Plot: Christoph (Laurence Rupp), called Burschi (“little boy”), has finally achieved what he has always dreamed of: he is training with the WEGA, Austria’s police special forces unit, under Konstantin Blago (Anton Noori), his big idol. His father Heinz (Roland Düringer) who is also a cop, but turned away from his career towards a more social role in the force sees Christoph’s dream with a critical eye. On a seemingly routine call Christoph ends up shooting a mentally ill man (Michael Fuith) who attacked. Celebrated as a hero by his squad and criticized by the public, Christoph starts to struggle with the events and his role in them.
I was pretty impressed by Cops as it takes a deep dive into police culture – which also means looking very sharply at masculinity. It’s sociological analysis in movie form and one I had yet to see from an Austrian perspective. Istvan handles it very well.
In Cops, a young man (Buster Keaton) tries to prove to the girl he loves that he’s a good business man and ends up inadvertently making one shady deal after the other.
In The Cameraman, Buster (Buster Keaton) tries to impress a girl working for a news studio by becoming a cameraman. That doesn’t go so well, either.

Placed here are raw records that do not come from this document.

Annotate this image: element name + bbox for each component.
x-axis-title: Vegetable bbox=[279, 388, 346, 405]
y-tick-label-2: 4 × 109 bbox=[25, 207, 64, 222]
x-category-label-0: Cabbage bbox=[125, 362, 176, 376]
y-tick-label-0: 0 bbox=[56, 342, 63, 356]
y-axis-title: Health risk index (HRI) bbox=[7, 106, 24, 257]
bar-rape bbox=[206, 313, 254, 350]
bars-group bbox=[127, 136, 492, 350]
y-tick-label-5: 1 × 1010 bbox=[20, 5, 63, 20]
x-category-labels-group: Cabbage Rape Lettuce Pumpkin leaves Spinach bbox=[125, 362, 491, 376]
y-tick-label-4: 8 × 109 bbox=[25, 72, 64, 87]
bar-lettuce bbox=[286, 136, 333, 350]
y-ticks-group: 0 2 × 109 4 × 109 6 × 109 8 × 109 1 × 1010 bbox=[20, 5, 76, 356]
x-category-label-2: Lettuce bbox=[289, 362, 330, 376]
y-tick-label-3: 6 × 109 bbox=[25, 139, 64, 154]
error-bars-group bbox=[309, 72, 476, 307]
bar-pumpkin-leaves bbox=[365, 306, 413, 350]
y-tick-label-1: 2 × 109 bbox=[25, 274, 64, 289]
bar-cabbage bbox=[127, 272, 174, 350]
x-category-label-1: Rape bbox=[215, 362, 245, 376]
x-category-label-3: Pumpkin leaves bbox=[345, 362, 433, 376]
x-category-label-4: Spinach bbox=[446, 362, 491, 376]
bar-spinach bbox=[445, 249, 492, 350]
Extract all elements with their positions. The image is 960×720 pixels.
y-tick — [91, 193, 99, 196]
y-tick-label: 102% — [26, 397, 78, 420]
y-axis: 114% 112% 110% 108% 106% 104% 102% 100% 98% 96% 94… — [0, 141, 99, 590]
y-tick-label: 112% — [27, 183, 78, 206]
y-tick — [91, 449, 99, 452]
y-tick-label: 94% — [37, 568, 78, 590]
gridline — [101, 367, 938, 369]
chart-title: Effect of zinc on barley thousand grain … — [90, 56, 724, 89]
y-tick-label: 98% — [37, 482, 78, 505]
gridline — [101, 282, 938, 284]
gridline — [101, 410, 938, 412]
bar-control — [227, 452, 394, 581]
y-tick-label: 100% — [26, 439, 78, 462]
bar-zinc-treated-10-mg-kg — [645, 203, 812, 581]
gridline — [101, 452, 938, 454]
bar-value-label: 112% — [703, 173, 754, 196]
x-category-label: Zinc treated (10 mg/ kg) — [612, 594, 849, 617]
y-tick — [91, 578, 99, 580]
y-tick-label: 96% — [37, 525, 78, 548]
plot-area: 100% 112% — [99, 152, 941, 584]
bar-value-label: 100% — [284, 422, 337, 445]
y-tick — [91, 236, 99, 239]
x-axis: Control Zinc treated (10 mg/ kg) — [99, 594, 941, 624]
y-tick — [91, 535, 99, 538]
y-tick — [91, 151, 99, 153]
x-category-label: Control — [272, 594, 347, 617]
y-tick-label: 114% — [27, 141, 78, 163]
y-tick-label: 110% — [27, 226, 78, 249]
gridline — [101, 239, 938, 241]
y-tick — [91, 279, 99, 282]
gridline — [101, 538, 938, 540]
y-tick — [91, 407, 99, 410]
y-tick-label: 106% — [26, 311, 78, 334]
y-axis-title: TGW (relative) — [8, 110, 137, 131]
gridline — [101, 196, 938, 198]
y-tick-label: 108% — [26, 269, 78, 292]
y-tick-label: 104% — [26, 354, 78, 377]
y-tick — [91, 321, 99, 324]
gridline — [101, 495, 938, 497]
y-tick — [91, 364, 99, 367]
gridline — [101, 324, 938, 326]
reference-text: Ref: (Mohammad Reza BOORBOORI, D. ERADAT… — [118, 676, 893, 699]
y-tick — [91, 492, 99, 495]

So, there’s this big gap in my movie education when it comes to silent films and I had actually never seen a Buster Keaton movie before [I have also never seen a Charlie Chaplin movie but I’m almost too ashamed to admit this]. Since slapstick isn’t much of my thing, I didn’t expect to get much out of it, but both movies were absolutely, brilliantly and amazingly funny. Timothy Brock’s music took a back seat to the sheer awesome, but it was very nice as well.